The defense will also encourage MacLeod not to base his decision on general life expectancy tables from agencies like the Centers for Disease Control and Protection for several reasons. The documents don’t account for shortened life expectancies often seen in prison, they represent only an average and factors like race, gender and socioeconomic class all change a person’s life expectancy.

Also on the table for argument is Tulloch’s record in prison.

According to the defense, Tulloch has had no major disciplinary infractions in prison since 2012 and no minor infractions since 2017. Over 25 years, Tulloch has had four major disciplinary infractions and most were between 2002 and 2005.

“Regarding Robert Tulloch’s conduct in prison, it is clear that he has matured,” defense attorneys wrote.

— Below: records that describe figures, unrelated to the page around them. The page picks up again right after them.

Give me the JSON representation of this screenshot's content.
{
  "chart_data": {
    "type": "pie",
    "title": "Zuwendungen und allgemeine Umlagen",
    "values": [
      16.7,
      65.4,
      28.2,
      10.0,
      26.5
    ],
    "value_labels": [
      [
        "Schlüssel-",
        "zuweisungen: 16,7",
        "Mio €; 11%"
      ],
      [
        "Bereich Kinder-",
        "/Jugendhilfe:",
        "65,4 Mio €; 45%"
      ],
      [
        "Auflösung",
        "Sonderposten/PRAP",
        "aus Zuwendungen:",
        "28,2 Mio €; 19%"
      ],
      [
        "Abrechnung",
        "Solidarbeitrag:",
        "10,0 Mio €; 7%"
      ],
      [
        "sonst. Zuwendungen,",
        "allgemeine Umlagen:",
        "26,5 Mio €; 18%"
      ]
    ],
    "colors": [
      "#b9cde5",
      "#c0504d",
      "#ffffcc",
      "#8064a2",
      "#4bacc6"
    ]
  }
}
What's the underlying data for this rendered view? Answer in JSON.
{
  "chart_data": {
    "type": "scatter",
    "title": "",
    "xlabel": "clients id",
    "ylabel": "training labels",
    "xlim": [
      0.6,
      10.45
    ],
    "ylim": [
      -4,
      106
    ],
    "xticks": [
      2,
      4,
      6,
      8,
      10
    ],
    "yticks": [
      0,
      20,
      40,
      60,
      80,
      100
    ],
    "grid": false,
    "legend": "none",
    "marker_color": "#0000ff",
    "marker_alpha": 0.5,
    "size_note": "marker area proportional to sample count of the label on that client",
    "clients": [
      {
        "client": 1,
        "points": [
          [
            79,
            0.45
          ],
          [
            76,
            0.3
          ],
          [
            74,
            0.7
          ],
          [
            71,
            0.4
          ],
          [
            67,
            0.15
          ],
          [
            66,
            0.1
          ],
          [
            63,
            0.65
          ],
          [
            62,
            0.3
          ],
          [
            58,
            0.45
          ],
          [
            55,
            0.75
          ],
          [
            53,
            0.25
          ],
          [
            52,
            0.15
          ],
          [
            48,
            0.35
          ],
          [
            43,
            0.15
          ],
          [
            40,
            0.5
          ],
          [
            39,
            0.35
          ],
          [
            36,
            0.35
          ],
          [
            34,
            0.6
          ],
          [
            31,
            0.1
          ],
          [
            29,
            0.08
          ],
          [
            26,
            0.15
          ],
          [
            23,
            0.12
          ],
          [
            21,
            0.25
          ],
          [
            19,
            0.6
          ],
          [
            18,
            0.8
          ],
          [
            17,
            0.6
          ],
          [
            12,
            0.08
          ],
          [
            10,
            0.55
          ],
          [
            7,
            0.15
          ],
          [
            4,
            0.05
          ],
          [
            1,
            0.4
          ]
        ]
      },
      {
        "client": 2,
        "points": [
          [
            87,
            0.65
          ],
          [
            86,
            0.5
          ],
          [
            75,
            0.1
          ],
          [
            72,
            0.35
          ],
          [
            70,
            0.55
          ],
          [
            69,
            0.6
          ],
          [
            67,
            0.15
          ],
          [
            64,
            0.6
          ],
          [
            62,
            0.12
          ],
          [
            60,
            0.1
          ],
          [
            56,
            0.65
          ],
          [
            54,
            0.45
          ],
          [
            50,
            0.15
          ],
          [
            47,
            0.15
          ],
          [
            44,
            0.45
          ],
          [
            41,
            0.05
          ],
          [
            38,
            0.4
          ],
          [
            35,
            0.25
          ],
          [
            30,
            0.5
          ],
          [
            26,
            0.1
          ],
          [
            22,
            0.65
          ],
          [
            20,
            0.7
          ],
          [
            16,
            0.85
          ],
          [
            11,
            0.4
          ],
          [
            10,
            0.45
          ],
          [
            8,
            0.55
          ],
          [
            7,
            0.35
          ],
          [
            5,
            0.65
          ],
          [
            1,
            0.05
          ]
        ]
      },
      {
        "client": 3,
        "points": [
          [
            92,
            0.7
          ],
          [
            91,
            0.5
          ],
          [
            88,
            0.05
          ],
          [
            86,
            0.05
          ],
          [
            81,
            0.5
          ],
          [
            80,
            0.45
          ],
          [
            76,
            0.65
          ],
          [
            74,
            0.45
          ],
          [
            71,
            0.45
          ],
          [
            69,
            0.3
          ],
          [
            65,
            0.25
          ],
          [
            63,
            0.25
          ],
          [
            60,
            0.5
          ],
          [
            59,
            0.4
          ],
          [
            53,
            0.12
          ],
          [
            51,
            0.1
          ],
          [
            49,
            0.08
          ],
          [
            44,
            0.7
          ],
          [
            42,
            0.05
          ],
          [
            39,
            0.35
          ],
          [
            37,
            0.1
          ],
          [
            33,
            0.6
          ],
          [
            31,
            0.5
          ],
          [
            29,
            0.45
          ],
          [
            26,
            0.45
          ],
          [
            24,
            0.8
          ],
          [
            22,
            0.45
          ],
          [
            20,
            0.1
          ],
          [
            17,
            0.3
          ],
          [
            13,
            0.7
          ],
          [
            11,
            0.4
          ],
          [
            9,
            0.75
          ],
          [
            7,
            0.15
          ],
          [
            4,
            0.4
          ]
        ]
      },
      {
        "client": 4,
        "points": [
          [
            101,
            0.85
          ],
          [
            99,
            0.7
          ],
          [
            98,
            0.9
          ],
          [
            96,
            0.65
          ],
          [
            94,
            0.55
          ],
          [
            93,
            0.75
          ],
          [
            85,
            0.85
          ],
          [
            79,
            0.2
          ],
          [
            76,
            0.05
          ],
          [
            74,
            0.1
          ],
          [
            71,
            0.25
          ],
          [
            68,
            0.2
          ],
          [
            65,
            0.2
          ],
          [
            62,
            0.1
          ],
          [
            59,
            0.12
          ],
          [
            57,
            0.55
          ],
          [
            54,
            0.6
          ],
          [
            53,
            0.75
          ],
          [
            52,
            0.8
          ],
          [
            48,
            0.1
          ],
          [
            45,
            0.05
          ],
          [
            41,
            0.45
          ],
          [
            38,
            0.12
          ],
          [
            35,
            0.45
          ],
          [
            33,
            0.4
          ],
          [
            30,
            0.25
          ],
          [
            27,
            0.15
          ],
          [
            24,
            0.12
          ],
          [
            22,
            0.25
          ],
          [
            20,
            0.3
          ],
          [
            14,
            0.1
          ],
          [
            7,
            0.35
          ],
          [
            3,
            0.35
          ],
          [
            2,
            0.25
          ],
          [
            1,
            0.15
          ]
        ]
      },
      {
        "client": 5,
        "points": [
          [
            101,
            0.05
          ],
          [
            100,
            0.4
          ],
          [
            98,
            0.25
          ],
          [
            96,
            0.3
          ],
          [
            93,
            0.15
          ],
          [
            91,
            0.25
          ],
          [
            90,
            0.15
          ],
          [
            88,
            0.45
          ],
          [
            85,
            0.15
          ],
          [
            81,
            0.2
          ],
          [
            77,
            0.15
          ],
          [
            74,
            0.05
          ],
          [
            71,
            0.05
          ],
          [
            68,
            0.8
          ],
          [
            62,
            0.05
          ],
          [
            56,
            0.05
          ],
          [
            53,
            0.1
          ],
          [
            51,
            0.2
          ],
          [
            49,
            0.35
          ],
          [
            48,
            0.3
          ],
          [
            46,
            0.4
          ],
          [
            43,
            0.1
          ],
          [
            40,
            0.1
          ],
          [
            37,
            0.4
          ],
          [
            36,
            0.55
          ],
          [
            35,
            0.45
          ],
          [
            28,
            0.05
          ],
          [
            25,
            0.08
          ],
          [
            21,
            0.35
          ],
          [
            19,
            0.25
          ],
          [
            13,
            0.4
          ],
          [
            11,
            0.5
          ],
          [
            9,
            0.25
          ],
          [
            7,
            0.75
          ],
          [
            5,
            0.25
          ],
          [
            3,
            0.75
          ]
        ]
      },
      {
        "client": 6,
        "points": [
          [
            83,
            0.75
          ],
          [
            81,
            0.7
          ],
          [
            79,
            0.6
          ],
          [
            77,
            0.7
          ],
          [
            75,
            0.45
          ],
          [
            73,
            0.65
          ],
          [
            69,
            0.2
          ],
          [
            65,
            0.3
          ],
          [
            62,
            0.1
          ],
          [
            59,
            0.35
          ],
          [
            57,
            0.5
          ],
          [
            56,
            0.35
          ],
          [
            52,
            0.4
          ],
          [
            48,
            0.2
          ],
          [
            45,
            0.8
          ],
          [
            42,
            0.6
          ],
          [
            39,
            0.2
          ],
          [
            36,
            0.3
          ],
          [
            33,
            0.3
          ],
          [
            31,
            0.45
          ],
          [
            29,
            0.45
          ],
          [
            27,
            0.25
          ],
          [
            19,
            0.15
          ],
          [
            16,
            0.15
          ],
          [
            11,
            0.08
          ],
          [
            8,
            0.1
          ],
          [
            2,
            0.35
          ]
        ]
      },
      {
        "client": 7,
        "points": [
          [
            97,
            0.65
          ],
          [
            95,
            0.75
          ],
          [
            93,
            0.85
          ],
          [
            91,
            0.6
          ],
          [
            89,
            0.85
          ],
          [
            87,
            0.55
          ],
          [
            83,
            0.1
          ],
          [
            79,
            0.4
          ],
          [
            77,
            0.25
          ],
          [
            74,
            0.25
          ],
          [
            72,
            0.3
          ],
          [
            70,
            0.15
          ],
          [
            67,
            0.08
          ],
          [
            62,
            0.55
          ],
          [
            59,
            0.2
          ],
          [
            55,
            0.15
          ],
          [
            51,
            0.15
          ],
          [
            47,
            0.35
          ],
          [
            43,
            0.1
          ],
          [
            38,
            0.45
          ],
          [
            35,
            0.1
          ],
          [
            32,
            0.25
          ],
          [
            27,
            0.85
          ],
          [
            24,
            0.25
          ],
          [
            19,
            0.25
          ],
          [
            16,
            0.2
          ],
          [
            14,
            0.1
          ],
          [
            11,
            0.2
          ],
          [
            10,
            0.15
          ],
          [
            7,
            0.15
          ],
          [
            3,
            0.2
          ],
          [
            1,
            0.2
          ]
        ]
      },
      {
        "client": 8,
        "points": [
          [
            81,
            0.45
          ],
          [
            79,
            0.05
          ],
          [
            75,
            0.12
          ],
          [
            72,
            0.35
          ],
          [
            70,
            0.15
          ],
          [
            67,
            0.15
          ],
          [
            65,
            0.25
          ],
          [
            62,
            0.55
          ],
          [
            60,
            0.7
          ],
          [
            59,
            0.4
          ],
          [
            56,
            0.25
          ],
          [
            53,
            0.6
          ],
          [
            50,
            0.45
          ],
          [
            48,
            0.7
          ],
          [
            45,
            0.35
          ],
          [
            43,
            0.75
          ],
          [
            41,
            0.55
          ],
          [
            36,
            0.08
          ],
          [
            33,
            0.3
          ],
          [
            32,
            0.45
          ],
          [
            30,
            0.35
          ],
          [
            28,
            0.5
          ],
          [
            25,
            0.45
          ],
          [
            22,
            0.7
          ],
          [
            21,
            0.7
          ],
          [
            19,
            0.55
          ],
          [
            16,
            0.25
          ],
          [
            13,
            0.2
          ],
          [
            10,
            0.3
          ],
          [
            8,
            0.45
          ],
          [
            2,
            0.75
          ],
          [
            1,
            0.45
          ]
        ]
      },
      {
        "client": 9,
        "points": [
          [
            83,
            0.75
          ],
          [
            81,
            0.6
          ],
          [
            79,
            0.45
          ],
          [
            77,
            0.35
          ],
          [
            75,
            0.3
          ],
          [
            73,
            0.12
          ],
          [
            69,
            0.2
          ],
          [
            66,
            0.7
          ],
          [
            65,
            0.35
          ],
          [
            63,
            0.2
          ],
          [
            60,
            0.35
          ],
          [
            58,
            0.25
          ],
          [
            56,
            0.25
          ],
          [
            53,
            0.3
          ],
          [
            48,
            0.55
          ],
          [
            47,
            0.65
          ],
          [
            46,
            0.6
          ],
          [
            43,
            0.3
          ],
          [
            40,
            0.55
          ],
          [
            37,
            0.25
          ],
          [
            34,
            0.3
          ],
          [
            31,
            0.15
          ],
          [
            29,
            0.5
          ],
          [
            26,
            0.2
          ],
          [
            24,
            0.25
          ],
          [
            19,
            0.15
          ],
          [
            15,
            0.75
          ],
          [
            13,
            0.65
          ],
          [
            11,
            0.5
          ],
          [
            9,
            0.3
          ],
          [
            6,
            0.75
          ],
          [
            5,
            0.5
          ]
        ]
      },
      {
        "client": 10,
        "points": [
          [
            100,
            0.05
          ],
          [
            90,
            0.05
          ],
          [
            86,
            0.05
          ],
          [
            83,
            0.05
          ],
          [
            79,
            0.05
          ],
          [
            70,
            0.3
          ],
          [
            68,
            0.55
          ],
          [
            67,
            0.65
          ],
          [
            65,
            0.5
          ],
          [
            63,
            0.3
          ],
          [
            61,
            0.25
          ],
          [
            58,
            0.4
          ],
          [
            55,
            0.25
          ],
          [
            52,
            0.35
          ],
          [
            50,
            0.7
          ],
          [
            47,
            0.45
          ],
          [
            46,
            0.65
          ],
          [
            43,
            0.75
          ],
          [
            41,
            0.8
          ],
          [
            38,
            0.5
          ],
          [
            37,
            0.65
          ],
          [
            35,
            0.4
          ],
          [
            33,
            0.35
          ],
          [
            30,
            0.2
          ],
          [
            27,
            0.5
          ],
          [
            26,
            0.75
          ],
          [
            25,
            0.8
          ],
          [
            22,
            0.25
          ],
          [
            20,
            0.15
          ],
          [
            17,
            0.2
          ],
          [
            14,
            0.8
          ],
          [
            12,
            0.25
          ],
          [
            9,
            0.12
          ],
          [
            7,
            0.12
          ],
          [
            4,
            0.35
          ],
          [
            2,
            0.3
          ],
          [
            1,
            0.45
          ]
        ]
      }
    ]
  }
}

During therapy sessions in prison, Tulloch also “continues to accept responsibility for the murders and express remorse for the tremendous pain he has caused.”

Tulloch started seeking therapy in prison in 2017. He has been diagnosed with Major Depressive disorder and cyclothymic disorder, a rare mood disorder that causes mood swings but is not as severe as bipolar disorders, according to the Mayo Clinic.

Tulloch “has great remorse around his crime, and has interesting perspective now on how mental illness shaped his perceptions back then,” Dr. Paul Brown, Tulloch’s therapist in prison wrote in notes from a 2020 therapy session included in the court record.

Lastly, the defense noted that Parker has been released from prison and that he has accepted responsibility for his part in the crime.

In a 2018 forensic evaluation referenced in the record, Parker noted that he was not “coerced” or “otherwise simply the pawn” of Tulloch, despite the “toxic nature of their intense and exclusive relationship.”